Durbar Square is Kathmandu’s centrepiece – three squares, in fact, all surrounded by temples and elaborately carved wooden architecture with tiered roofs like wedding cakes. On a sunny Saturday morning it was bustling. Flocks of pigeons endlessly took off and resettled themselves upon ornate eaves. Tourists carrying enormous telephoto lenses, young Nepalese hanging aimlessly around, and assorted individuals sitting around who could only really be described as being ‘the dispossessed’. A ticket for foreigners comes to 750 rupees ($7.50) and gives you a day pass, in effect, plus entry to the museum. The museum itself was guarded by musket-toting guardsmen in turbans and black uniforms; the one who checked my ticket had his dignity only slightly undermined by the bright yellow socks which showed above his shoes. But behind him were more serious soldiery – a couple of Gurkhas, standing at ease, each with an arm behind their back and a hand on their khukri – the large curved knife that is so iconic. I remember a former British army officer who had served in the Falklands telling me that there had been repeated attempts by one British regiment to storm a hilltop held by the Argentinians, without success. The Gurkhas arrived as reinforcements, and proceeded to unsheath their khukris and charge uphill while uttering bloodcurdling screams. Apparently all the Argentinians very sensibly ran away. These two were guarding an old series II Land Rover, which had a plaque next to it: “Royal Land Rover destroyed in bomb attack”. I looked at the very much intact Land Rover. It appeared to be in better condition than many of the vehicles in Kathmandu.
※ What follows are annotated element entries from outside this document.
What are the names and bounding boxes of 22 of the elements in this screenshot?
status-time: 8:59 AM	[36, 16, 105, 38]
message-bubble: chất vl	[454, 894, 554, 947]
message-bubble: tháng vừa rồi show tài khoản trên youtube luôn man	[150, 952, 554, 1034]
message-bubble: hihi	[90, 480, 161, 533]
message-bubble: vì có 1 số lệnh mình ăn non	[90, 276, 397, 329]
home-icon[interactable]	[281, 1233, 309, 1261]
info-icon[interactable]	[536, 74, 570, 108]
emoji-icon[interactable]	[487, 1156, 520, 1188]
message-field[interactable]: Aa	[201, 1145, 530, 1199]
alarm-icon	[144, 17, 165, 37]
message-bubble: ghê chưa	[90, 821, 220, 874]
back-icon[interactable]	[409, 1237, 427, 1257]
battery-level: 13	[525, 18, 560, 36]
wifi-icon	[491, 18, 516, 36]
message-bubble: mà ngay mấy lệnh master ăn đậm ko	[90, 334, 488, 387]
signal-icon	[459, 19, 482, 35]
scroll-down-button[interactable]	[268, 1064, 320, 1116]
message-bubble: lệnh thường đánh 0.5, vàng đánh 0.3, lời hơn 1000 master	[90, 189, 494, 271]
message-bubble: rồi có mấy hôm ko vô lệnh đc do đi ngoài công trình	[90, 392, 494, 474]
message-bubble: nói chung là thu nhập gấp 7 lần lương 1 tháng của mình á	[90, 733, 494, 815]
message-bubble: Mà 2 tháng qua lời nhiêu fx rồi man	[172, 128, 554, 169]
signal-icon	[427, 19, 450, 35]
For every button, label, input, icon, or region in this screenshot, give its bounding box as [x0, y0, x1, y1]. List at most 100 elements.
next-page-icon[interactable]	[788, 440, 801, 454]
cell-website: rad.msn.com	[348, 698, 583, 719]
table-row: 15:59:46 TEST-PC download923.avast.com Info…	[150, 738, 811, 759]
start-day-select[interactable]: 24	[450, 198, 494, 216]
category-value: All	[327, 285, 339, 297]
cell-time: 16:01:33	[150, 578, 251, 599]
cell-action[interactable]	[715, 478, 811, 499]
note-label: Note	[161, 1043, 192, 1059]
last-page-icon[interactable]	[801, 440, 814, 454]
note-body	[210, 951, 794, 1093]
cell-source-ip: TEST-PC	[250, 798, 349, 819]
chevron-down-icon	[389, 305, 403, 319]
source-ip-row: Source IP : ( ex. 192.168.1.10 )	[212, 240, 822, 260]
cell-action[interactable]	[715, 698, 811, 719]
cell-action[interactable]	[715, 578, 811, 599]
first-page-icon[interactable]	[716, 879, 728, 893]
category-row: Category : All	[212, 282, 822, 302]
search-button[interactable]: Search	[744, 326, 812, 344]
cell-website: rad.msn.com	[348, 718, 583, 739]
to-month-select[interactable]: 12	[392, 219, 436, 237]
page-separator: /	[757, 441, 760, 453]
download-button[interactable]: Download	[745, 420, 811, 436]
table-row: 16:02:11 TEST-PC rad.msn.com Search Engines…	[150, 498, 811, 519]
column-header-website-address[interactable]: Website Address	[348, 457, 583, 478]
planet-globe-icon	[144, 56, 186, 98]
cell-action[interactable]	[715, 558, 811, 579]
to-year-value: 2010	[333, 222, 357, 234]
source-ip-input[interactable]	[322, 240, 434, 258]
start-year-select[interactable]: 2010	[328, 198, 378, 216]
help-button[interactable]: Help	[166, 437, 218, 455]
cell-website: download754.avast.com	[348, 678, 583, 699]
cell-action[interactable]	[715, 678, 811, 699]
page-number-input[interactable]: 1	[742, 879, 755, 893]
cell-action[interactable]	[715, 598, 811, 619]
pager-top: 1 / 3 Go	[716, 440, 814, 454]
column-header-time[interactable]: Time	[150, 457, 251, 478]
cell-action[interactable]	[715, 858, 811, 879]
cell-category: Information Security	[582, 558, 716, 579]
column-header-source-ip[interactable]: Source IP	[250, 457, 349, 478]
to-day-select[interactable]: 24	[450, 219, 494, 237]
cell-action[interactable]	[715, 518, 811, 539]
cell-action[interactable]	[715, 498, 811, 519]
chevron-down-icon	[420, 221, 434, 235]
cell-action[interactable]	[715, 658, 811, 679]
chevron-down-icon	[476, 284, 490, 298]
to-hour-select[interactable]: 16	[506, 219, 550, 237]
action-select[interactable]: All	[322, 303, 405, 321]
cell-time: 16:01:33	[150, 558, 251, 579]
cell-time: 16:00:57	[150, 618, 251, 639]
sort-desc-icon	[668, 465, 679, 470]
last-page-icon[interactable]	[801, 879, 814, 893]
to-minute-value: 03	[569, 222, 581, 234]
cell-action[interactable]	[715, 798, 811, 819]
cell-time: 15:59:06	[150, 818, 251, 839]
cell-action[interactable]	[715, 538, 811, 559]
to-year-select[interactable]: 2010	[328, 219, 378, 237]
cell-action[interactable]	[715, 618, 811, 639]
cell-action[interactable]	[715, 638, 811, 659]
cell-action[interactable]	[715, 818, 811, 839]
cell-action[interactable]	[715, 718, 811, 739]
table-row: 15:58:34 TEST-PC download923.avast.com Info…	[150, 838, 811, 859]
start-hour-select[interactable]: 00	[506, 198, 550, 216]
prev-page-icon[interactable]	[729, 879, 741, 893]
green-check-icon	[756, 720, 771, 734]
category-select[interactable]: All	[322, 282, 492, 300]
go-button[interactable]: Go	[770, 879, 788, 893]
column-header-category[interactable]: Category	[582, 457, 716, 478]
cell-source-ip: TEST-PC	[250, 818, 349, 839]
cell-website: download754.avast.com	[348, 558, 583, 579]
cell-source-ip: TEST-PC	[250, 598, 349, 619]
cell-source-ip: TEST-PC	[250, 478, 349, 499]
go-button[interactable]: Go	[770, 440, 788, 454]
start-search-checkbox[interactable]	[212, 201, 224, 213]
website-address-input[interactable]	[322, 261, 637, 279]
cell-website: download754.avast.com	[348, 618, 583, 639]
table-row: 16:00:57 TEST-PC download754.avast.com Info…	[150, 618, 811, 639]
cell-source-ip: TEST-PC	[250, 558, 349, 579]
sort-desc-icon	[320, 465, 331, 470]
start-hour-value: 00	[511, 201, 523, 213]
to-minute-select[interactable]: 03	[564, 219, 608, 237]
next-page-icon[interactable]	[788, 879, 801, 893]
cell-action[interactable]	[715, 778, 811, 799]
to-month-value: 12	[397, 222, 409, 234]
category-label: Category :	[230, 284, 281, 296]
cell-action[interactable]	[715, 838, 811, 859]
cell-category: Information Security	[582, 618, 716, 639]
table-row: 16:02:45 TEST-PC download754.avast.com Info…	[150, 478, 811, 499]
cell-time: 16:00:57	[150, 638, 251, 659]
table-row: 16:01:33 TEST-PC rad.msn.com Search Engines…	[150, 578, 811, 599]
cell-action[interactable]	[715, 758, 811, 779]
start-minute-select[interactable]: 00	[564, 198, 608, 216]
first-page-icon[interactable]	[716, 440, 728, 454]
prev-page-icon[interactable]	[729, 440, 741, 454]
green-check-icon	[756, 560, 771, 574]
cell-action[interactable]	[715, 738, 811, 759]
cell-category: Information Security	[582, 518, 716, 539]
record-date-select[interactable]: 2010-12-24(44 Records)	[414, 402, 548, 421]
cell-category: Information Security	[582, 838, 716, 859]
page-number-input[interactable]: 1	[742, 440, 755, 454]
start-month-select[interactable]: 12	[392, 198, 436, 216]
Just off the A12 in Suffolk, a little way outside the village of Blythburgh, there’s an off-road motorcycle track. You can see it from the road – a series of armoured riders on special dirt bikes zooming over ramps and negotiating dips and humps. It bears a striking resemblance to Leknath Marg road in Kathmandu; substitute the armour-clad riders for entire families aboard Honda Hero motorbikes, add a few minibuses with conductors leaning out of the doorways, and a few rickshaws and bicycles, and there’s not much to choose between them. In the taxi to Swayambunath the driver, after a particularly bumpy section, laughed and said “Very bad road in Kathmandu.” As my head was thumping rhythmically against the doorframe at the time I was unable to nod in agreement, so I just laughed.

We crawled in first gear across what looked like a building site, until we came to a steep set of stairs which led up to a gilded stupa with a pair of blue eyes steadfastly gazing out across Kathmandu. Crowds of locals endlessly perambulated the site clockwise, and there was something of a holiday atmosphere – couples took selfies of themselves against a backdrop of the city, children chased the monkeys and were chased in turn, elderly pilgrims prostrated themselves at small shrines. At one of these I watched people crowd around a small doorway, the devotees taking pieces of paper which they touched to a flame then placed in a shallow dish. They would reach up and touch the lintel above the doorway, then place their hand briefly on their forehead. A man came forward carrying a small child – no more than two or three years old. He held the infant aloft, and it extended a small, ski-jacketed arm out to the lintel then patted itself on the head. It was set down and toddled off, its attention caught by the flames that licked at the edges of the curling paper prayers, and stood watching solemnly until they turned to ash and the breeze swept them away.